Jefferson v. State

519 S.W.2d 649 | Tex. Crim. App. | 1975

519 S.W.2d 649 (1975)

Will JEFFERSON, Appellant,
v.
The STATE of Texas, Appellee.

No. 49770.

Court of Criminal Appeals of Texas.

March 12, 1975.

*650 Phillip S. Barker, Dallas, for appellant.

Henry Wade, Dist. Atty., Steve Wilensky and Robert Hinton, Asst. Dist. Attys., Dallas, Jim D. Vollers, State's Atty., and David S. McAngus, Asst. State's Atty., Austin, for the State.

OPINION

ONION, Presiding Judge.

This is an appeal from a conviction for robbery by assault with a firearm, where the punishment was assessed at forty-five (45) years by the court following a verdict of guilty.

Court-appointed counsel on appeal has filed a brief in which he concluded after an examination of the appellate record that the appeal is frivolous and without merit. Aware of the duties under Anders v. California, 386 U.S. 738, 87 S.Ct. 1396, 18 L. Ed.2d 493 (1967), and Gainous v. State, 436 S.W.2d 137 (Tex.Cr.App.1969), he has served a copy of his brief upon the appellant. Such brief does not advance an arguable ground of error, but is sufficient as a professional evaluation of the record. See Currie v. State, 516 S.W.2d 684 (Tex. Cr.App.1974). The brief also states that counsel had discussed the matter with appellant and neither could find an arguable ground of error. No pro se brief has been filed.

We have carefully examined the record and find that appeal to be frivolous and without merit.

Porter Page clearly identified the appellant as one of two men who robbed him at his store, Red Top Liquors, in Dallas on December 28, 1973. A police officer testified as to appellant's arrest. The appellant offered no evidence at the guilt stage of the trial. He did offer evidence at the penalty stage of the trial before the court. The evidence is clearly sufficient to sustain the conviction.
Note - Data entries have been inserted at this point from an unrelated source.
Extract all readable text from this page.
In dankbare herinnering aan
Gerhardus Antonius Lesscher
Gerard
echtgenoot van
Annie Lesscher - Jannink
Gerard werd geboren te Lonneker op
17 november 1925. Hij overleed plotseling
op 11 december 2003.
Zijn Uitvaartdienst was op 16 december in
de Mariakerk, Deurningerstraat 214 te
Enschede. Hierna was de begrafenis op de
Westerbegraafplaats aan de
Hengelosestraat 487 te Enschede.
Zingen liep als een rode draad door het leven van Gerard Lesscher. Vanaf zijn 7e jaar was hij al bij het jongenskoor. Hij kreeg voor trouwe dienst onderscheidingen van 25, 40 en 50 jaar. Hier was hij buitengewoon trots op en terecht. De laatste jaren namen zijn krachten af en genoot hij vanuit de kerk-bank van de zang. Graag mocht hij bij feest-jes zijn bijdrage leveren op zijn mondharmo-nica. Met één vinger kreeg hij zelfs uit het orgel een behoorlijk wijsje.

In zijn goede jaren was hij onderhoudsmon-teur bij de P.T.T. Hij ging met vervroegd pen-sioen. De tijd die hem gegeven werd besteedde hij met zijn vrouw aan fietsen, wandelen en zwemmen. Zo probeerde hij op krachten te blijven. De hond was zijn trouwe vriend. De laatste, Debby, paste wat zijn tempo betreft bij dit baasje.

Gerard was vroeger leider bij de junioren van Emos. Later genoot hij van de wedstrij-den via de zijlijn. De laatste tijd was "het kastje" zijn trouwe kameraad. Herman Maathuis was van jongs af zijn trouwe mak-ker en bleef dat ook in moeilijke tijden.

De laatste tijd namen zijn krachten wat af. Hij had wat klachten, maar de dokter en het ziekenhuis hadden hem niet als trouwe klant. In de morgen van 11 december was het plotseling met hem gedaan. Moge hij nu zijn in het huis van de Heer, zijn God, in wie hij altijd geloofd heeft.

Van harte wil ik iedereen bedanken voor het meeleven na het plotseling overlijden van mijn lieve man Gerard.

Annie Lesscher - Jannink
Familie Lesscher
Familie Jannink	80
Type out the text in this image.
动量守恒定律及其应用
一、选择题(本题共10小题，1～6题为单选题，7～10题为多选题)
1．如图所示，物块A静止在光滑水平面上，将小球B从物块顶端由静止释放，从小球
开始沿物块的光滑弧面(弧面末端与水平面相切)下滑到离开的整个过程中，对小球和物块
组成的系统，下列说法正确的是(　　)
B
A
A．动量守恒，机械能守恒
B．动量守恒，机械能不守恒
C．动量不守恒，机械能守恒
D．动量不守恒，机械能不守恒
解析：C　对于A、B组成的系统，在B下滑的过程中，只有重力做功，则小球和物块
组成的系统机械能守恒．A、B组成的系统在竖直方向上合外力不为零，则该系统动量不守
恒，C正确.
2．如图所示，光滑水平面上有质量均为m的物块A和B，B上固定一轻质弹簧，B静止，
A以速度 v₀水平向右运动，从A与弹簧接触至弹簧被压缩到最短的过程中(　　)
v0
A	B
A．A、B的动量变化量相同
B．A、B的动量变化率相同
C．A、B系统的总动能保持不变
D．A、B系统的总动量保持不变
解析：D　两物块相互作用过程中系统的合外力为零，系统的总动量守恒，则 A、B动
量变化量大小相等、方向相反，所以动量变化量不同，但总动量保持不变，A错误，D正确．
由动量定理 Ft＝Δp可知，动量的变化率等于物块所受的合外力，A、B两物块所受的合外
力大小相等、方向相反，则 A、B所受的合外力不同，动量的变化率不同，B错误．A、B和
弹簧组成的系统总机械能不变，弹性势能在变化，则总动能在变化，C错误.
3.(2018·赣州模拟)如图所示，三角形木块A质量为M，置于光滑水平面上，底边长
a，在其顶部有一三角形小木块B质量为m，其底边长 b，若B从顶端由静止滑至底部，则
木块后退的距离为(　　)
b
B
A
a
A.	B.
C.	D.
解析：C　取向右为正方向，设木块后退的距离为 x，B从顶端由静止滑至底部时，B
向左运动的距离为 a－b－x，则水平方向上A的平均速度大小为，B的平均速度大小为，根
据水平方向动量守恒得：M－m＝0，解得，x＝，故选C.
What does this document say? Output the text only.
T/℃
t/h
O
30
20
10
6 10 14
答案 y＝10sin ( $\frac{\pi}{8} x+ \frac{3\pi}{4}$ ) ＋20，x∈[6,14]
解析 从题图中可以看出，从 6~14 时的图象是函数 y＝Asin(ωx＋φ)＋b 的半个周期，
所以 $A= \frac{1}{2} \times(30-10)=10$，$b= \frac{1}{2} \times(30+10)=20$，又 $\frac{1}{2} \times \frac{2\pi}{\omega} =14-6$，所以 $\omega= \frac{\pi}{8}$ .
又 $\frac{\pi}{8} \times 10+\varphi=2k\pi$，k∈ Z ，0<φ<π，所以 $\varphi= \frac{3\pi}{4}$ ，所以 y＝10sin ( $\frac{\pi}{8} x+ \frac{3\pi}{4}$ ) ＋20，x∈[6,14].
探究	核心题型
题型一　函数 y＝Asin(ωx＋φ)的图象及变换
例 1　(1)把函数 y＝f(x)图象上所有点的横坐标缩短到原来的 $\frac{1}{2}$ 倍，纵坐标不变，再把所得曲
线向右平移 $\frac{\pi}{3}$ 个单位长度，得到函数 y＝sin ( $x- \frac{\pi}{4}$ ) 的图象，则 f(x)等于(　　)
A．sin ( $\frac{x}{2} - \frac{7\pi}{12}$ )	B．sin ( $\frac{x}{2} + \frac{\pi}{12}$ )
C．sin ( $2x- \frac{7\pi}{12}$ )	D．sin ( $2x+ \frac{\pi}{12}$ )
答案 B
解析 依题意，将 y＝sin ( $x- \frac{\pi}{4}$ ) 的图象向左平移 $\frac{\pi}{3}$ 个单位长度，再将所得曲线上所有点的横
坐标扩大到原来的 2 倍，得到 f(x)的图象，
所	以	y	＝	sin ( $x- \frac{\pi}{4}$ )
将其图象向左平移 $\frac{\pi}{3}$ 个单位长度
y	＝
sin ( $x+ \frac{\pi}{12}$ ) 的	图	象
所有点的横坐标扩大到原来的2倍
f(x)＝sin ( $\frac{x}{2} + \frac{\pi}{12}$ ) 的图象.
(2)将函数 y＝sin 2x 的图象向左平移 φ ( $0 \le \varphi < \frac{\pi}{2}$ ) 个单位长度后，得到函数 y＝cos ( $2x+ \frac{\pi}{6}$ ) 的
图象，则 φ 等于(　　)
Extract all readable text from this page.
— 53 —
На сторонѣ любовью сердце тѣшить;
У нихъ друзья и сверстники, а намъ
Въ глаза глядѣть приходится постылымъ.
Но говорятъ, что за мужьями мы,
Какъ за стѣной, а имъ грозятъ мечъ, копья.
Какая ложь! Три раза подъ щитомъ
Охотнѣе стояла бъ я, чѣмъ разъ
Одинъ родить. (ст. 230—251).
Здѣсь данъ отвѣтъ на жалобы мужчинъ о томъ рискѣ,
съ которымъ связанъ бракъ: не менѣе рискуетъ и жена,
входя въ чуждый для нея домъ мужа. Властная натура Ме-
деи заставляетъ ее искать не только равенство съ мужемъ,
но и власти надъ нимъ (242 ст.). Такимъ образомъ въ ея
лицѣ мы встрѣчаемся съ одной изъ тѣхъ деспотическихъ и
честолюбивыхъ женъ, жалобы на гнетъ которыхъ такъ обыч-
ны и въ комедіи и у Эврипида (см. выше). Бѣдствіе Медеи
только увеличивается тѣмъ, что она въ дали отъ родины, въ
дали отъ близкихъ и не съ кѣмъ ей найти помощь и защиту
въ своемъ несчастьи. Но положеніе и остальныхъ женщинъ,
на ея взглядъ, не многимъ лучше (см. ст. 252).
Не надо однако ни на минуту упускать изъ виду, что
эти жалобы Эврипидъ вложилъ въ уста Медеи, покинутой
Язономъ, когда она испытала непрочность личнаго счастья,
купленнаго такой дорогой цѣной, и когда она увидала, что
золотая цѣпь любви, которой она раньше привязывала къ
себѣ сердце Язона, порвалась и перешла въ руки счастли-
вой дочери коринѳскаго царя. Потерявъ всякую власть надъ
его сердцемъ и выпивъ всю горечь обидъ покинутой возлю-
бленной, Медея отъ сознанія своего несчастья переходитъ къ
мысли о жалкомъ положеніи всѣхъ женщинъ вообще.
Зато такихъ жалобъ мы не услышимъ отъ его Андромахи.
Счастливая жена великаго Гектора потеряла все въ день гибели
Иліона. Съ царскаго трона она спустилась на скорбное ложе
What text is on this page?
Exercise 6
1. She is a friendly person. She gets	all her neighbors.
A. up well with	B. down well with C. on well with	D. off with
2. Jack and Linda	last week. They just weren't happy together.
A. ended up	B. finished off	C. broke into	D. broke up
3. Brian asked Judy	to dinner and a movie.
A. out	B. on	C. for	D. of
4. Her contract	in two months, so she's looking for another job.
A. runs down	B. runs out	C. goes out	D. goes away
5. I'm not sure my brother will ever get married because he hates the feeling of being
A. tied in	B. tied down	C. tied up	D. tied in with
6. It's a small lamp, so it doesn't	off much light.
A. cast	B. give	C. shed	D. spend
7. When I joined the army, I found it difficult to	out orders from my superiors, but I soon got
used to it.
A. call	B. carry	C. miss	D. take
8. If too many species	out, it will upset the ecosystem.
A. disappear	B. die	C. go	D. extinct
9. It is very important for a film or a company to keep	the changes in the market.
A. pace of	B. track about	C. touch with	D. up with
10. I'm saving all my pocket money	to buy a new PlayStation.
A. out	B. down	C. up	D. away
We do note the offense occurred before the effective date of the new Penal Code, and the conviction was for the offense of robbery by assault with a firearm under the former Code. The trial commenced on April 8, 1974, and the appellant asked, as he was entitled to do, that the trial judge assess his punishment under the new Code, which apparently the court did.

The judgment and sentence reflect that the conviction was for aggravated robbery, an offense created by the new Penal Code which was not in effect at the time of the offense here in question. The fact that appellant asked to have his punishment assessed under the new Code does not change the nature of the offense. The judgment and sentence are reformed to show a conviction for robbery by assault with a firearm.

A copy of this opinion shall be forwarded to the Texas Department of Corrections.

As reformed, the judgment is affirmed.